A preoccupation with long life, health, nutrition, self-diagnosis of illness, and stress was evident from a massive collection of books on these topics (medical texts on Urology: The Complete Series). Poetry, world-religions, encyclopedias, dictionaries, and classic works of fiction were predictable components of his library.
Non-fiction books about WWII and the devastation of nuclear warfare represented his time in the service, and his life-long guilt about his role in the Pacific Theater. A surprising number of tomes centered on gender, feminism, sexuality, and aggression in men (3 heavily dog-eared copies of Demonic Males by Dale Peterson and Richard Wrangham).

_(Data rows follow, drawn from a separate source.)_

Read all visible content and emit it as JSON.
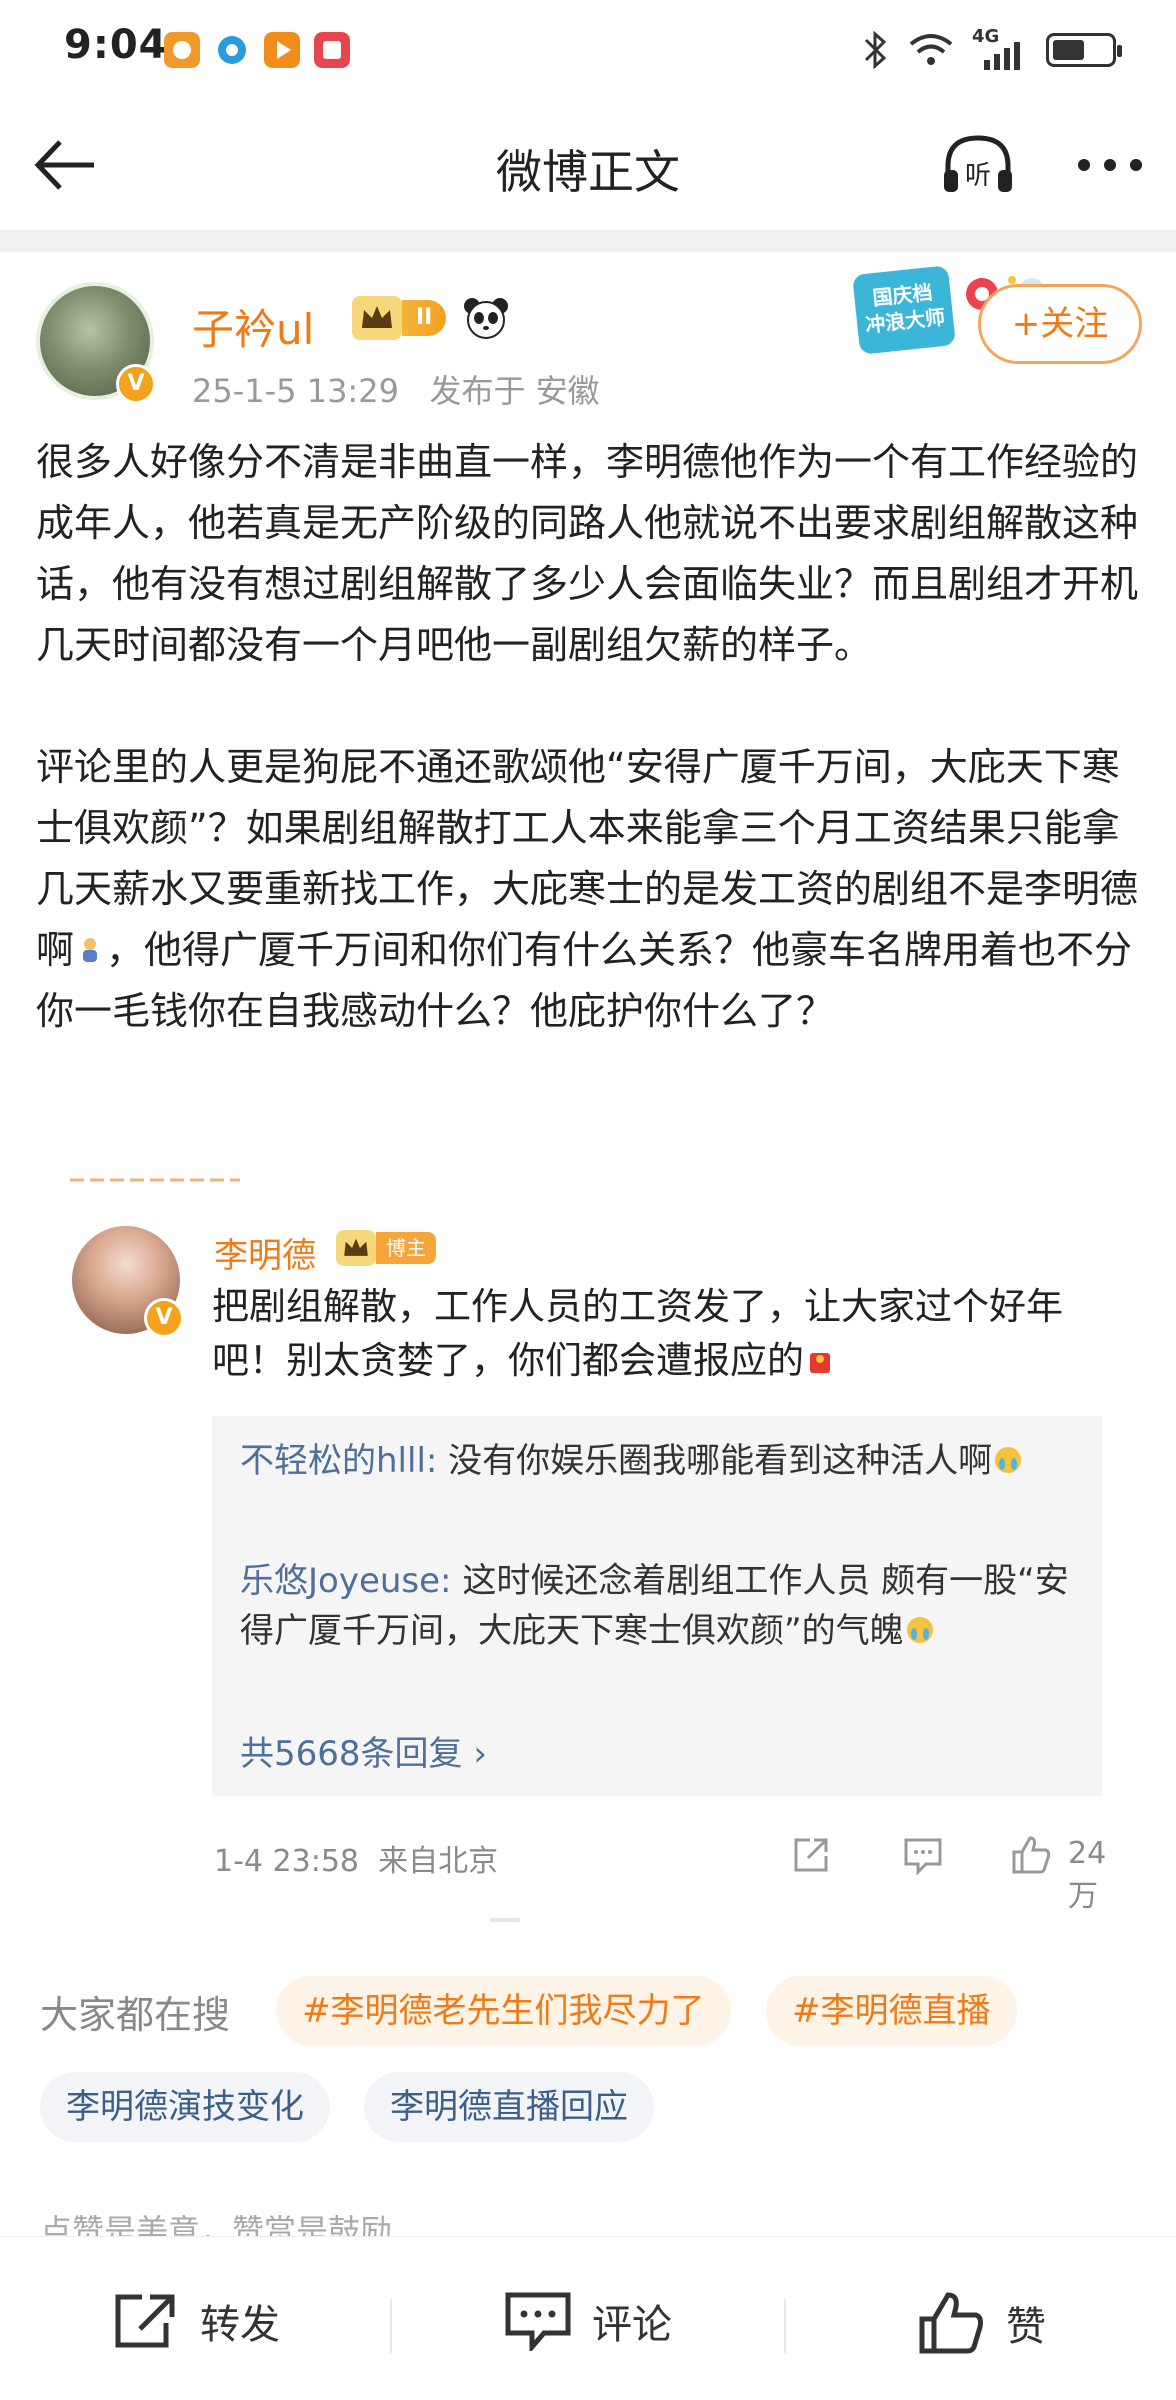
{
  "status_bar": {
    "time": "9:04",
    "network": "4G",
    "battery_level": 0.55
  },
  "nav": {
    "title": "微博正文",
    "listen_label": "听"
  },
  "author": {
    "name": "子衿ul",
    "rank": "II",
    "timestamp": "25-1-5 13:29",
    "location": "发布于 安徽",
    "promo_line1": "国庆档",
    "promo_line2": "冲浪大师",
    "follow_label": "+关注"
  },
  "post": {
    "paragraph1": "很多人好像分不清是非曲直一样，李明德他作为一个有工作经验的成年人，他若真是无产阶级的同路人他就说不出要求剧组解散这种话，他有没有想过剧组解散了多少人会面临失业？而且剧组才开机几天时间都没有一个月吧他一副剧组欠薪的样子。",
    "paragraph2_a": "评论里的人更是狗屁不通还歌颂他“安得广厦千万间，大庇天下寒士俱欢颜”？如果剧组解散打工人本来能拿三个月工资结果只能拿几天薪水又要重新找工作，大庇寒士的是发工资的剧组不是李明德啊",
    "paragraph2_b": "，他得广厦千万间和你们有什么关系？他豪车名牌用着也不分你一毛钱你在自我感动什么？他庇护你什么了？"
  },
  "quoted": {
    "name": "李明德",
    "badge": "博主",
    "text": "把剧组解散，工作人员的工资发了，让大家过个好年吧！别太贪婪了，你们都会遭报应的",
    "replies": [
      {
        "user": "不轻松的hlll:",
        "text": " 没有你娱乐圈我哪能看到这种活人啊"
      },
      {
        "user": "乐悠Joyeuse:",
        "text": " 这时候还念着剧组工作人员  颇有一股“安得广厦千万间，大庇天下寒士俱欢颜”的气魄"
      }
    ],
    "more_replies": "共5668条回复 ›",
    "time": "1-4 23:58",
    "source": "来自北京",
    "like_count": "24万"
  },
  "trending": {
    "label": "大家都在搜",
    "tags": [
      "#李明德老先生们我尽力了",
      "#李明德直播",
      "李明德演技变化",
      "李明德直播回应"
    ]
  },
  "reward_hint": "点赞是美意，赞赏是鼓励",
  "actions": {
    "repost": "转发",
    "comment": "评论",
    "like": "赞"
  },
  "colors": {
    "accent": "#f07a16",
    "link": "#4d6f9a"
  }
}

He appeared to be deeply interested in democracy, liberalism, and the emergent role of technology and its changing influence on society and culture. He was similarly passionate about evolution, anthropology, sociology, and psychology.
He had a comprehensive collection of works by B.F. Skinner and Maslow. His lifelong friendship with scientist E.O. Wilson was reflected in having multiple copies of his entire collection of published books. One of these featured my grandfather in the dedication, and further digging turned up the original proof of the book that Bill had annotated to share his comments/thoughts with the author himself. At times, I could not fathom how he could have slogged through countless ponderous tomes of economics, government, and comparative philosophy of leadership.
My grandmother, Janet, was evident in aged and crumbling pamphlets with knitting patterns, instructions for metallurgy, and gardening texts.
These were interspersed with books on other crafts that had a more direct impact on my childhood. I had vivid flashbacks to her teaching me how to make baskets one humid summer, and when she presented me with multicultural doll clothes for my American Girl doll (including a burka, which I mistakenly thought for many years was a very sophisticated beekeeping uniform).
There were literary clues to other aspects of their relationship, revealing an unsurprising truth about his reliance on the written word to solve real world, interpersonal challenges (Touching: The Human Significance of the Skin by Ashley Montague; Choice Points: Essays on the Emotional Problems of Living with People, by John C. Glidewell).
Ultimately, I could not help but feel that I spent the better part of two days becoming reacquainted with someone who I had not seen in more than ten years (or twenty, if you consider the devastation of his dementia).
Flipping through the pages, and categorizing the collection, was a more intimate experience with my grandfather than I can recall having during his mortal life. As a person who loves books, and voraciously collects them and categorizes them in my own home, I wonder whether these will find permanence after my own death. In an increasingly digital world, there is a certain magic to a physical discovery of lost words, musings written in a margin, obscure and strange index cards tucked between dusty pages (“The leather coat was a strangler”). These forgotten and newly rediscovered remembrances made me laugh, sneeze, and ultimately wonder, “What the hell was Grandpa thinking?”